Census: Poverty rates in Cincinnati increasing
CINCINNATI (WKRC) - The new poverty numbers out for Cincinnati are staggering. The group considered poor grew by more than 13,000 in the past 10 years.
Vantrice Hunter-Swain works at Miami Valley Gaming. The racino gives a little help to employees who earn it, like matching money for Hunter-Swain's down payment on a car.
The company is part of an employer roundtable, a project started by the Child Poverty Collaborative.
"This all began with almost 80 to 100 community conversations, as well as two large gatherings. We need to continue to learn and keep learning from people who are living in poverty, and sometimes they move out of poverty, but that one event can backslide them," said Sister Sally Duffy, who is on the board of the collaborative that formed back in 2015.

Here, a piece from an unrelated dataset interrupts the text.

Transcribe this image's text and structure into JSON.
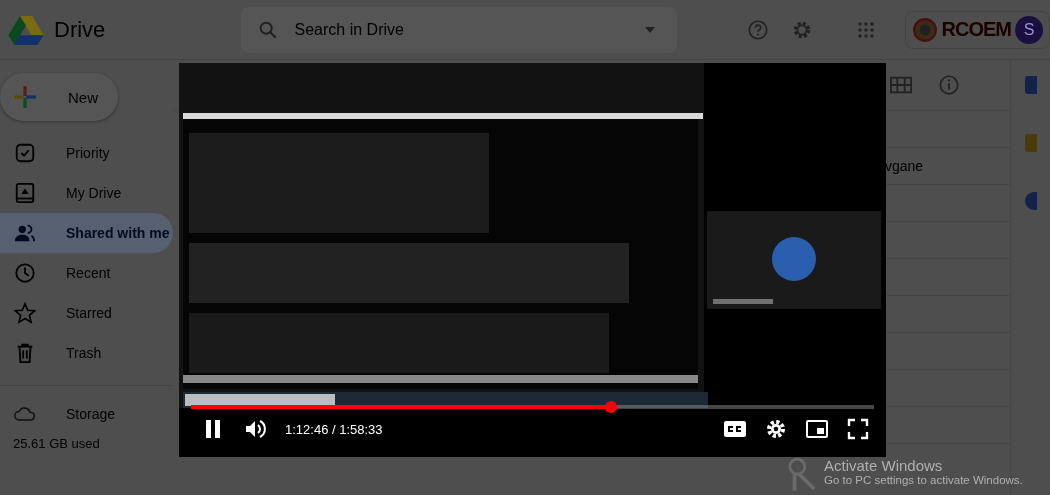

The goal is to get 5,000 families out of poverty in five years.
So far, that goal hasn't been met. The poverty rate is up 4.2 percent based on 10 years of data from the American Community Survey. In those census numbers, a family is considered poor if the household income is less than $25,000 a year. But actually, the United Way says that income number should be doubled.
Ross Meyer from the United Way says it takes an income of almost $50,000 a year for a family of four to be considered self-sufficient.
"That means for the city of Cincinnati, more than two-thirds in our city and a third across our region are growing up in poverty or are one crisis away from poverty," he said.
This week, Cincinnati even called on star power in the poverty fight. Oprah teamed up with Kroger and the Freestore Foodbank for a zero-hunger campaign -- a campaign that's far from over.
The census figures show the number of people in Cincinnati living in poverty is close to 30 percent. In Indianapolis and Columbus, that number is closer to 20 percent.